1. From the same database with an almost identical data-sampling period, a study was published 2 years ago indicating that combination therapy with a nonsteroidal anti-inflammatory drug and a selective serotonin reuptake inhibitor was associated with a 37-fold increase in upper GI bleeding and perforation compared with a nonintervention control group. 2 In the present study, it is noteworthy that no correction for selective serotonin reuptake inhibitor use was mentioned for the case or control groups. Therefore a bias may have existed between the groups.
2. Patients developing upper GI bleeding and perforation were prescribed analgesics more frequently than the control group. This could represent symptomatic therapy against an ongoing pain process in the upper gastrointestinal tract. Pain descriptors were not included in the study, and it is thus questionable whether the study has the required sensitivity to ascertain any causal relationship between acetaminophen and upper GI bleeding and perforation.

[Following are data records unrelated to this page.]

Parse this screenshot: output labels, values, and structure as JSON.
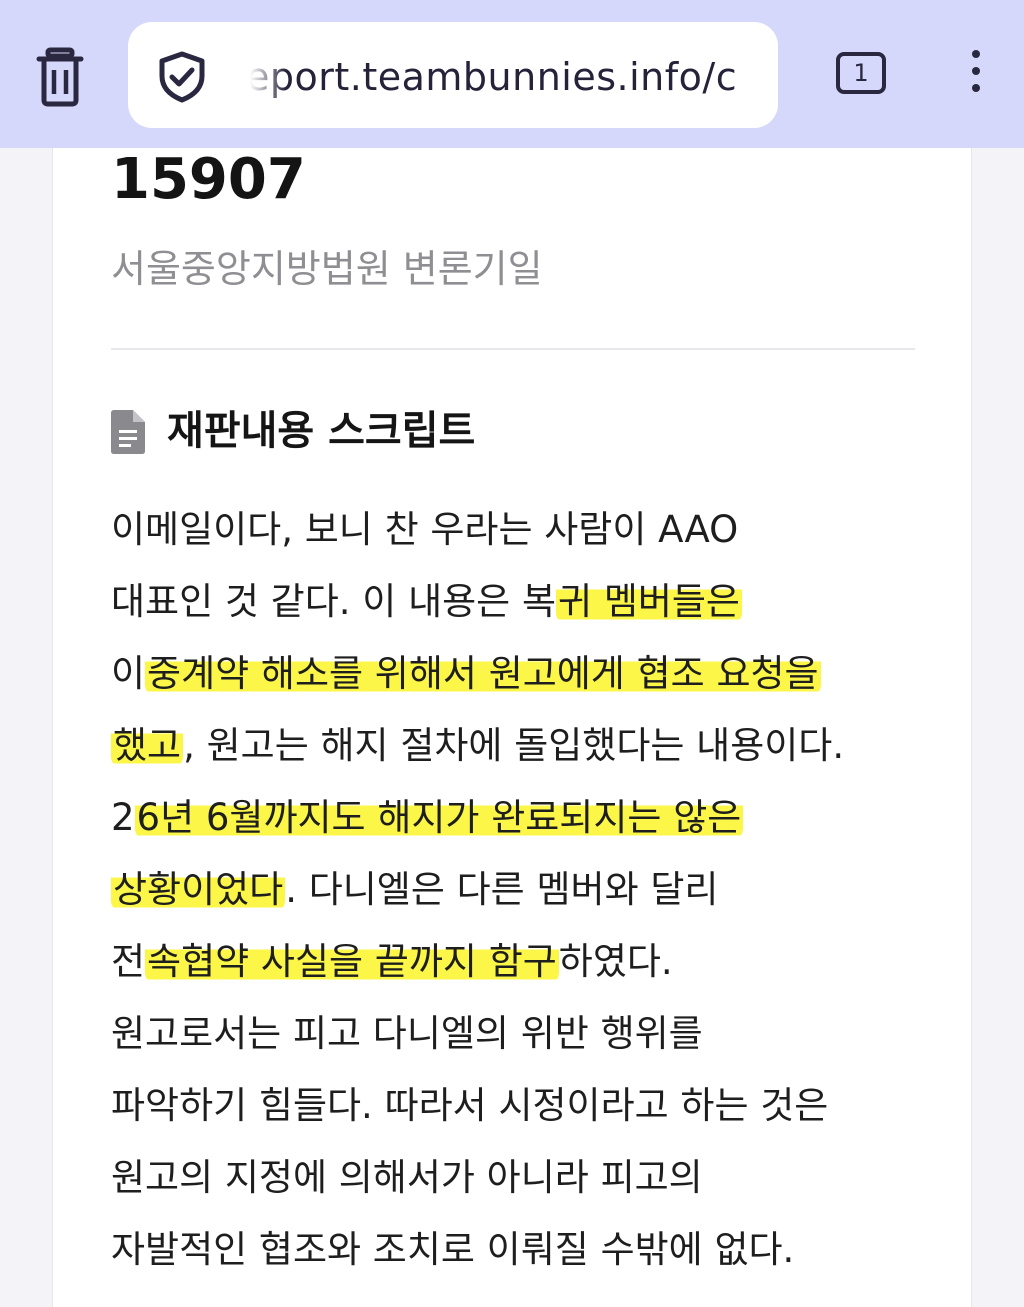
{
  "browser": {
    "url": "eport.teambunnies.info/c",
    "tab_count": "1"
  },
  "page": {
    "case_number": "15907",
    "court_name": "서울중앙지방법원 변론기일",
    "section_title": "재판내용 스크립트",
    "lines": [
      {
        "before": "이메일이다, 보니 찬 우라는 사람이 AAO",
        "highlight": "",
        "after": ""
      },
      {
        "before": "대표인 것 같다. 이 내용은 복",
        "highlight": "귀 멤버들은",
        "after": ""
      },
      {
        "before": "이",
        "highlight": "중계약 해소를 위해서 원고에게 협조 요청을",
        "after": ""
      },
      {
        "before": "",
        "highlight": "했고",
        "after": ", 원고는 해지 절차에 돌입했다는 내용이다."
      },
      {
        "before": "2",
        "highlight": "6년 6월까지도 해지가 완료되지는 않은",
        "after": ""
      },
      {
        "before": "",
        "highlight": "상황이었다",
        "after": ". 다니엘은 다른 멤버와 달리"
      },
      {
        "before": "전",
        "highlight": "속협약 사실을 끝까지 함구",
        "after": "하였다."
      },
      {
        "before": "원고로서는 피고 다니엘의 위반 행위를",
        "highlight": "",
        "after": ""
      },
      {
        "before": "파악하기 힘들다. 따라서 시정이라고 하는 것은",
        "highlight": "",
        "after": ""
      },
      {
        "before": "원고의 지정에 의해서가 아니라 피고의",
        "highlight": "",
        "after": ""
      },
      {
        "before": "자발적인 협조와 조치로 이뤄질 수밖에 없다.",
        "highlight": "",
        "after": ""
      }
    ]
  },
  "icons": {
    "trash": "trash-icon",
    "shield": "shield-check-icon",
    "tabs": "tab-switcher-icon",
    "menu": "more-vertical-icon",
    "document": "document-icon"
  },
  "colors": {
    "toolbar_bg": "#d6d8fb",
    "highlighter": "#faf528",
    "icon": "#2a2740"
  }
}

3. The doses of acetaminophen prescribed in the study seem lower than doses recommended in the British National Formulary from the British Medical Association. Sixty percent of the patients were prescribed daily doses of less than 1.000 mg. Fewer than 10% of the patients received 0.5–1.0 gm of acetaminophen qds.
We recommend that clinicians actively engaged in management of acute pain regard the study by Garcia Rodriguez and Hernandez-Diaz 1 as a hypothesis-generating study. Until prospective controlled randomized trials confirm these observations, we are inclined to accept acetaminophen as a valuable and effective analgesic with a low incidence of adverse effects 3 compared with other analgesics.
Mads U. Werner
Per Rotbøll Nielsen
1. Garcia Rodriguez LA, Hernandez-Diaz S. Relative risk of upper gastrointestinal complications among users of acetaminophen and nonsteroidal anti-inflammatory drugs. Epidemiology 2001; 12: 570–576.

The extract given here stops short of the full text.